Nicht nur in Uganda, auch in Tansania wären die Auswirkungen gravierend: Die EACOP-Megapipeline soll durch ein Wildreservat[8] führen, Feuchtgebiete durchqueren und riesige Elefantenlebensräume zerstückeln.[9] Sie würde die unzugänglichen Gebiete freilegen und so das Risiko für Wilderei erhöhen.[10] Und sie würde durch das Einzugsgebiet des Viktoriasees führen, dem größten Süßwasserreservoir der Region.[11] Ein Auslaufen der Pipeline ist wahrscheinlich: Der See liegt in einem erdbebengefährdeten Gebiet.[12] Auch die Mangrovenwälder und Korallenriffe an der Küste Tansanias, wo die Pipeline enden soll, sind durch das Projekt in Gefahr.[13]

Als wäre all das nicht schon genug, kommen noch die Auswirkungen des Projekts auf den Klimawandel hinzu: Das am Albertsee geförderte und durch die Pipelines transportierte Öl wird einen Co2-Fußabdruck von schätzungsweise 32 Millionen Tonnen jährlich haben.

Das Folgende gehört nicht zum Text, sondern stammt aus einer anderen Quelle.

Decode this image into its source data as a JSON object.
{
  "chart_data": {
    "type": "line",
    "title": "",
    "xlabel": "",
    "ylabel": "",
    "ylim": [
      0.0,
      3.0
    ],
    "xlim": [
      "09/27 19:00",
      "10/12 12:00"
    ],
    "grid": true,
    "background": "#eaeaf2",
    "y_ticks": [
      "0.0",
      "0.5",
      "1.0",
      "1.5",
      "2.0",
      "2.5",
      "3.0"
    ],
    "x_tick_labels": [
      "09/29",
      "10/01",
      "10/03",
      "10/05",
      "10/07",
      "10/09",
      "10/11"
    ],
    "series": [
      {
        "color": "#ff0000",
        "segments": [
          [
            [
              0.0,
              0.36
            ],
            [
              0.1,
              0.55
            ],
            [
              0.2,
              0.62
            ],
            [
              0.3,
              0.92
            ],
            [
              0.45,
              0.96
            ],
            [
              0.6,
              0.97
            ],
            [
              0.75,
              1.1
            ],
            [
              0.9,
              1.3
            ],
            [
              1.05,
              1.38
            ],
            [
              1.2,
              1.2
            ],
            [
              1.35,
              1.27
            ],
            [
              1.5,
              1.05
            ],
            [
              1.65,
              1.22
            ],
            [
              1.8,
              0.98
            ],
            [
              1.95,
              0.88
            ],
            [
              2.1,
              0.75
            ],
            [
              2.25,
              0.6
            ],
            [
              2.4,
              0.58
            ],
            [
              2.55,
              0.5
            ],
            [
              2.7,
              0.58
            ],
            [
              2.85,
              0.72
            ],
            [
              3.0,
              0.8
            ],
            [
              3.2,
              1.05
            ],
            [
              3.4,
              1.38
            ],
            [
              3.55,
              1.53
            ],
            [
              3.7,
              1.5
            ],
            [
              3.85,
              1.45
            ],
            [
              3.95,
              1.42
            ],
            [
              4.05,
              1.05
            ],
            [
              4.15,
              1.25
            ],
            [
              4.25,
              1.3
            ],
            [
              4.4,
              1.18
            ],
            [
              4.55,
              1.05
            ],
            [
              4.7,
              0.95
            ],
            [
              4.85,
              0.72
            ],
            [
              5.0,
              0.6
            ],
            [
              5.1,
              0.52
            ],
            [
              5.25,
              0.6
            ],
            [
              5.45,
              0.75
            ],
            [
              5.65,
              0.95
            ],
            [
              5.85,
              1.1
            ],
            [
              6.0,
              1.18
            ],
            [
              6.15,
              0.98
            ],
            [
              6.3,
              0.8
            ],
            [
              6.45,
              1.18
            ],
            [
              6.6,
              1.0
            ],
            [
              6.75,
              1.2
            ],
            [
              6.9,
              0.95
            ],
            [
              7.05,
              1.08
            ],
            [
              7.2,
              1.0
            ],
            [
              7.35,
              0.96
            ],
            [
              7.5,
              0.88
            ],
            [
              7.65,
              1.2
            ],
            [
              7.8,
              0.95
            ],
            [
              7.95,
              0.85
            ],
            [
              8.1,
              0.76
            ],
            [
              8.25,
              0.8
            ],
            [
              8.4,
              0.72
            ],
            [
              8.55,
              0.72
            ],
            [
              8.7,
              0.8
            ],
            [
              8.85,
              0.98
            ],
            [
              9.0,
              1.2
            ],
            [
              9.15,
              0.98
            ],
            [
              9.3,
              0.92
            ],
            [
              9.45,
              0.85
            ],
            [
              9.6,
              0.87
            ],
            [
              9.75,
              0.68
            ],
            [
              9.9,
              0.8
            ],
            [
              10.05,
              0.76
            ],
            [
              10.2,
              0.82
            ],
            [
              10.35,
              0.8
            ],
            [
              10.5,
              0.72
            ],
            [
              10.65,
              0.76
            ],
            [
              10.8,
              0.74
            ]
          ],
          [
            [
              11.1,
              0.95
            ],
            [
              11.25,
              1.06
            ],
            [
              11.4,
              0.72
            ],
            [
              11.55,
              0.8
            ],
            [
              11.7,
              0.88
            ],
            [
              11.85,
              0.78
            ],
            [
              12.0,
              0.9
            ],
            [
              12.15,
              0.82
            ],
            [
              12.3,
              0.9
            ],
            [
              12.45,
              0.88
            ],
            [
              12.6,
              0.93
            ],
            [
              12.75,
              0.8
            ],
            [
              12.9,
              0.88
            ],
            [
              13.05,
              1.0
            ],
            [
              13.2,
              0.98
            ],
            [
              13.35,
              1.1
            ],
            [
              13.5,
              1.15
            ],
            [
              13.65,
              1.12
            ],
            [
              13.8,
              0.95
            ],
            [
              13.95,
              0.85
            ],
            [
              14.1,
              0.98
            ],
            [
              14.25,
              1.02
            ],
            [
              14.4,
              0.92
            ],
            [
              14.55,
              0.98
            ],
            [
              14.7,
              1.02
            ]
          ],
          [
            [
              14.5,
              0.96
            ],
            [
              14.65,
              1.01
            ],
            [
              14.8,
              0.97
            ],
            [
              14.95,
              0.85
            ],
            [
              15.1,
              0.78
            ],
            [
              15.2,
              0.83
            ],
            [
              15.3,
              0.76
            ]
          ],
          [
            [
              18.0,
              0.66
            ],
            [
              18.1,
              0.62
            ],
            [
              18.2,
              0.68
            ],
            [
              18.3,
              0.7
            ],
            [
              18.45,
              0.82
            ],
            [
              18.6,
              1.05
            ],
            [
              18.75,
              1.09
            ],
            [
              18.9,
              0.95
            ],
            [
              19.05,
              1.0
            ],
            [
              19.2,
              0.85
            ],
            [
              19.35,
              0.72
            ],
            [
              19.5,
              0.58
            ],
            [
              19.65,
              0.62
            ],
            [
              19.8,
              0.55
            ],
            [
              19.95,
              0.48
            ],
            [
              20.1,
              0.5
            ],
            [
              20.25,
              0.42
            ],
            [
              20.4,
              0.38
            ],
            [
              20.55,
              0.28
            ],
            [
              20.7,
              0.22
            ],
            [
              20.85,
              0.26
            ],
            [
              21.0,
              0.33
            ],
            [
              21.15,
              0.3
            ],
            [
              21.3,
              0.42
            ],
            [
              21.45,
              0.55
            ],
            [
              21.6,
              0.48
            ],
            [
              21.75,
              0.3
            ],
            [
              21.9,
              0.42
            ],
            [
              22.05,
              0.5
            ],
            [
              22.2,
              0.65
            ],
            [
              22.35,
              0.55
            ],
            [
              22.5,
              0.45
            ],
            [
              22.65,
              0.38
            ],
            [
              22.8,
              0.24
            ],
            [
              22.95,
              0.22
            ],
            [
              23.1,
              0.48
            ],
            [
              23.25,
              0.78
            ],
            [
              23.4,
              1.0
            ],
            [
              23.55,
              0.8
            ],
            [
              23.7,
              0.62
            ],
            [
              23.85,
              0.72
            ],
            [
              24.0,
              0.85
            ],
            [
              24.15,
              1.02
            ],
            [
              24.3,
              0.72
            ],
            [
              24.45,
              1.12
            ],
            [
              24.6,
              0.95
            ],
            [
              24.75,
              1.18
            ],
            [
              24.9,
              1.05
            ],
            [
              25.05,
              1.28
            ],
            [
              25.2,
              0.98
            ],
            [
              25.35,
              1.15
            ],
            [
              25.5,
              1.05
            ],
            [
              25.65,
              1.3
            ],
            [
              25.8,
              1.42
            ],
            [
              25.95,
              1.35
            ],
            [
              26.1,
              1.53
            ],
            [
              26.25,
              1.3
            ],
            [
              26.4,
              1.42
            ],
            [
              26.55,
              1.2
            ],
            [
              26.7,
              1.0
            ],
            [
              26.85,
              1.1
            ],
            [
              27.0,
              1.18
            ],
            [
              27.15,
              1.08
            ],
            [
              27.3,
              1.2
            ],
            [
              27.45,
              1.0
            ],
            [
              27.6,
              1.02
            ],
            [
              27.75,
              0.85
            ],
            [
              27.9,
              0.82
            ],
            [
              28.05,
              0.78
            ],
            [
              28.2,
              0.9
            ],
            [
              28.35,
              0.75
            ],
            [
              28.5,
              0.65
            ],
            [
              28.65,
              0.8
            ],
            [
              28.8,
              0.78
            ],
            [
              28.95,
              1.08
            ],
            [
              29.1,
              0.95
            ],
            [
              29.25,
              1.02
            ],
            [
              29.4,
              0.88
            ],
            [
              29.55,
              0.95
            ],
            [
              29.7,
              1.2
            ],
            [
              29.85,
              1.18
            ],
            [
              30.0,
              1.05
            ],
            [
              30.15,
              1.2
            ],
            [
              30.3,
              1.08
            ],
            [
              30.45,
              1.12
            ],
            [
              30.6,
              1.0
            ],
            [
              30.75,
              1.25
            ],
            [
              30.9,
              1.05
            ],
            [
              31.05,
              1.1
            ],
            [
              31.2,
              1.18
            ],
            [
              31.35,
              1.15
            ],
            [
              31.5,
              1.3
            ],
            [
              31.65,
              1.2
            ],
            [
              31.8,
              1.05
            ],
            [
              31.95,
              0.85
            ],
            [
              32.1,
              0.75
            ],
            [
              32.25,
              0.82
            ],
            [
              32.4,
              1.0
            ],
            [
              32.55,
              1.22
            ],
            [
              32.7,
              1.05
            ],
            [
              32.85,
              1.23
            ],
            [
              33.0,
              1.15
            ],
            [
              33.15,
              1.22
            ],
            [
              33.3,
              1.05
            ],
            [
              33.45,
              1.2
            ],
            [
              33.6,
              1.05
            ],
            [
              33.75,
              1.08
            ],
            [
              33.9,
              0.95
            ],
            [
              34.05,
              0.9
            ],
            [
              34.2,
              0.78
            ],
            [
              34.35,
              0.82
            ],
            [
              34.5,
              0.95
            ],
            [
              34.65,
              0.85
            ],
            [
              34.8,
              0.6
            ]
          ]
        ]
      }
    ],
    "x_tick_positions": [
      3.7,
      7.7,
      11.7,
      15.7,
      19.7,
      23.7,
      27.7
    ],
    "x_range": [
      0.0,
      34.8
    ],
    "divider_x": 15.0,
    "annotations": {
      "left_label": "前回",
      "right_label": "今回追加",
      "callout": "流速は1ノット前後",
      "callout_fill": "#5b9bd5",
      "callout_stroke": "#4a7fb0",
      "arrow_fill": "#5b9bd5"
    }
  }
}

Das ist mehr als die jährlichen Co2-Emissionen von Uganda und Tansania zusammen.[14] In seiner eigenen Risikoanalyse aus dem Jahre 2020 erwähnt Total das mit keinem Wort.[15] Den Genehmigungsverfahren vor Ort haben die befürchteten negativen Auswirkungen nicht geschadet.

Ein starkes Lieferkettengesetz muss Mensch, Umwelt und Klima schützen!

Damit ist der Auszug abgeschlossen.